Variation of frequency (50 Hz), and ROCOF in case local load equals PV generation

Fig. 10
figure 10

Variation of Variation in RMS value of voltage Va, Vb and Vc in case local load equals PV generation

Fig. 11
figure 11

Islanding detection (trip signal) in case local load equals PV generation

7.2 Case 2: Local Load Exceeds Local Generation

This test is also performed at the 20 kV feeder where local load are connected as per the specification: load 1 requires 2 MW and load 2 requires 30 MW and 2 MVAR (lagging) respectively. For performing the islanding test CB2of the main grid is opened for some time i.e., from 0.1 to 0.25 s. Within this period, electrical parameters crosses the set threshold value then islanding get realized. In Fig. 12, during islanding events, sudden change of voltage and current magnitude is seen, and the change crosses the threshold value, hence islanding get detected. The detection time of the OUV is around 7 ms, while detection time of over/under current is around 12 ms, i.e., the fast detection corresponding to the previous case discussed. Variation in active power is also shown in Fig. 12, i.e., sudden dip of power during islanding event. PV based DG is unable to supply the load resulting in load shedding.

Fig. 12
figure 12

Variation of three phase voltage, current and active power in case local load exceeds PV generation

In Fig. 13 change of frequency and modified ROCOF are seen and islanding is detected with the corresponding detection time as 54 ms and 65 ms respectively. RMS value of Phase voltages can be observed in Fig. 14. A vector shift is also detected having the detection time is equal to 64 ms. Trip signals are generated on successful islanding detection using OUV, OUC, OUF, m-ROCOF and VS as shown in Fig. 15.

Fig. 13
figure 13

Variation of frequency (50 Hz), and modified ROCOF in case local load exceeds PV generation

Fig. 14
figure 14

Variation in RMS value of voltage Va, Vb and Vc in case local load exceeds PV generation

Fig. 15
figure 15

Islanding detection (trip signal) in case local load exceeds PV generation

Out of these five, three methods OUV, over/under current and OUF are based on the magnitude comparison of voltage, current and frequency. It is observed that the fast detection is done by OUV and followed by over/under current but problem with these are having large false detection. So, further methods modified ROCOF and voltage vector shift are observed and found that, it eliminate the false detection condition to somehow. Hence, accuracy is improved in both methods as two passive parameters are checked there and hence detection time increased. Detection time and non-islanding conditions are discussed in Table 4.

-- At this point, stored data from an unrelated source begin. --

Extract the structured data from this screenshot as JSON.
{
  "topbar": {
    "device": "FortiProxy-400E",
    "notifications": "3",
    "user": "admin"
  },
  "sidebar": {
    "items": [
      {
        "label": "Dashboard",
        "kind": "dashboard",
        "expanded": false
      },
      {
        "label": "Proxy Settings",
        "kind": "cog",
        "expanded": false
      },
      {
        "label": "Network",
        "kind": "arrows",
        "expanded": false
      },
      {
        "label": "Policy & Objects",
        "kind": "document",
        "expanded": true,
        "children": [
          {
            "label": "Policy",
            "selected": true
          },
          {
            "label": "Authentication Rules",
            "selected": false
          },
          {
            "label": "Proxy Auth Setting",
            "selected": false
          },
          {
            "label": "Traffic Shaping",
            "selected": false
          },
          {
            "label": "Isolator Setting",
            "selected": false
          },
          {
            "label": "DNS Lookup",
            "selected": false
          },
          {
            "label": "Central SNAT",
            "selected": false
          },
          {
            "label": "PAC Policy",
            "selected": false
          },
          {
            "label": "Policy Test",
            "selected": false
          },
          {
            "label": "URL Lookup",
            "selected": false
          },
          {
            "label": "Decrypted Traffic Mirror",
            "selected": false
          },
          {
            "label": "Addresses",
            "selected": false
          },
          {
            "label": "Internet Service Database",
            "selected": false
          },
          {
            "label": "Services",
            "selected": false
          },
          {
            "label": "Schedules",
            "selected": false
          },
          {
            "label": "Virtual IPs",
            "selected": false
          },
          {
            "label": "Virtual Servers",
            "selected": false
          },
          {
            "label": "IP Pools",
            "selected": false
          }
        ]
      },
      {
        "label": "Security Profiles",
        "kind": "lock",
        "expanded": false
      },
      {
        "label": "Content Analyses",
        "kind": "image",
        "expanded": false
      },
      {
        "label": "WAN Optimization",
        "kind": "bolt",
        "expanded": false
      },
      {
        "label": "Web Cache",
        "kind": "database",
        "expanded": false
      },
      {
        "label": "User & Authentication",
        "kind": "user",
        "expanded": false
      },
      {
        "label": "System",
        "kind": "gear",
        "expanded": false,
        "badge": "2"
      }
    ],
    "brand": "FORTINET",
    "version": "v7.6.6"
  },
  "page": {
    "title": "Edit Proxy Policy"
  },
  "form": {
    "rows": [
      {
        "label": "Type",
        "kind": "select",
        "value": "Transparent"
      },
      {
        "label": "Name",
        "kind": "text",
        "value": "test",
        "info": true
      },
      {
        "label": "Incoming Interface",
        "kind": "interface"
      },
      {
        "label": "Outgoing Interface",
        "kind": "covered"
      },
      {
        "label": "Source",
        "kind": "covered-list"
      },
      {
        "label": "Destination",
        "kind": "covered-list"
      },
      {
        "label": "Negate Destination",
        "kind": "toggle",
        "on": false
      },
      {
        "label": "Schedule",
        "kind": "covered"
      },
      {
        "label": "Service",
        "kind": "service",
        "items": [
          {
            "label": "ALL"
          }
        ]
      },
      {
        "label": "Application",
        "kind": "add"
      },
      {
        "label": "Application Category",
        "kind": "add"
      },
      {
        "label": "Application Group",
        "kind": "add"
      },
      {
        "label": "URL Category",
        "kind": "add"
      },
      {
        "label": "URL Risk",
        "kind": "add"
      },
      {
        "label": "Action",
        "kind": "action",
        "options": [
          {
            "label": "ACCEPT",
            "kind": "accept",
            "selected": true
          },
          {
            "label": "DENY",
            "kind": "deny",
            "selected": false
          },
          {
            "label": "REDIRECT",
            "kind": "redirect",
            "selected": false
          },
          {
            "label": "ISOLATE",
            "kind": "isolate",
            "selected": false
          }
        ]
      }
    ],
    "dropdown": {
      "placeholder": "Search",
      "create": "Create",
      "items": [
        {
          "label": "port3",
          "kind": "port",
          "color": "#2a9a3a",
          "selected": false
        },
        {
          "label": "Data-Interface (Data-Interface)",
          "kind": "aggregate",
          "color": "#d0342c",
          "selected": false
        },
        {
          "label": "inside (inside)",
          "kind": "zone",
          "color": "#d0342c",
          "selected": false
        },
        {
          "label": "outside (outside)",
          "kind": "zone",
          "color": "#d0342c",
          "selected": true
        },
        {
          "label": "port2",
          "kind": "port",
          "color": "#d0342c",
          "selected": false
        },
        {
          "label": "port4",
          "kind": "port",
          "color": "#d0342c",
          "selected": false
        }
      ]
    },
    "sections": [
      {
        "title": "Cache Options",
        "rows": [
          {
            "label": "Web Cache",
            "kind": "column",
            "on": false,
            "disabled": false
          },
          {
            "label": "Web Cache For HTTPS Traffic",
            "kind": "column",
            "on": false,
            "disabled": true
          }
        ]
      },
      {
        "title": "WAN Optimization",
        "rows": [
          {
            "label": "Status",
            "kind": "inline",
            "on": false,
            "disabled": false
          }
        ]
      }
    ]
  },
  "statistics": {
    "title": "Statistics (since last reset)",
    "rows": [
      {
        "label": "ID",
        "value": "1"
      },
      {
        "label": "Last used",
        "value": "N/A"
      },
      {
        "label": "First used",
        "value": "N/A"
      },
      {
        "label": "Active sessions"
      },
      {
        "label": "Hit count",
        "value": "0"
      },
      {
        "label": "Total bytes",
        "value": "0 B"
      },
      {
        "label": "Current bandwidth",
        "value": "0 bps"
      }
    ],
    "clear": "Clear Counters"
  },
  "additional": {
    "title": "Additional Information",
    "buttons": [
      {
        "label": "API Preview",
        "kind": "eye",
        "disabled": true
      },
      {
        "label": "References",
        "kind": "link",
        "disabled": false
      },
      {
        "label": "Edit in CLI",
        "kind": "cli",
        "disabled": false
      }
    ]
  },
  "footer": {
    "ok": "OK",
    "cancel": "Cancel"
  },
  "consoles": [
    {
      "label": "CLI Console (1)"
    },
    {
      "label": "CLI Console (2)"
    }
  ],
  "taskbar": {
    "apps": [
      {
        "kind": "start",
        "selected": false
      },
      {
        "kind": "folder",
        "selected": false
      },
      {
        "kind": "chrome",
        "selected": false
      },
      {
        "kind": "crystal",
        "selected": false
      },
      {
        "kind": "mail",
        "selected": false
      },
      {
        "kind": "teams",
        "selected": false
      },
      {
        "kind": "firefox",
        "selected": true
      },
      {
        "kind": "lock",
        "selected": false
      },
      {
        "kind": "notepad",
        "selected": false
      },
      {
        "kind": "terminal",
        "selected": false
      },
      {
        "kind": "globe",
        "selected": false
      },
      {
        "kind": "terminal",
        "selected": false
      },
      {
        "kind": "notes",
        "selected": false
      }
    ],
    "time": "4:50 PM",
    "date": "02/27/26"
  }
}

Table 4  Islanding detection time for each IDM

8 Conclusion

In this paper, active islanding detection techniques have been described for the utility connected micro grid system. The IDMs comparison is based on standards listed in Table 1, mainly IEEE 1547. Remote methods requires noise free, efficient and faster communication infrastructure, and hence the cost is high but is most reliable, as NDZs are minimized and prevents degradation of power quality. An active method has very small NDZ but degrade the power quality and that is why hybrid methods come into the picture to eradicate the high NDZ of passive and power quality issue of active, by combining the both methods (passive and active), detection time became prolonged. Generally passive detection time is low compared to both active (for seeing the response after perturbation, needed somehow more time) and hybrid. After being easy installation and lesser cost of PID methods, still it is not chosen because of their limitation with multi inverter systems and NDZ during balance islanding. In most of the cases AID are being used, but future trend will be hybrid and RID as both giving the good result over islanding and non-islanding, and capable of use of multi inverter systems with good reliability. Hence, this literature is providing a good concept over islanding detection, and it will be helpful for the future research. A grid connected architecture of a Solar based Distributed generation system is examined under islanding events using five IDMs. Modified ROCOF and voltage vector shift are observed to be more effective than conventional under/over voltage, current and frequency detections as they eliminates false detection conditions.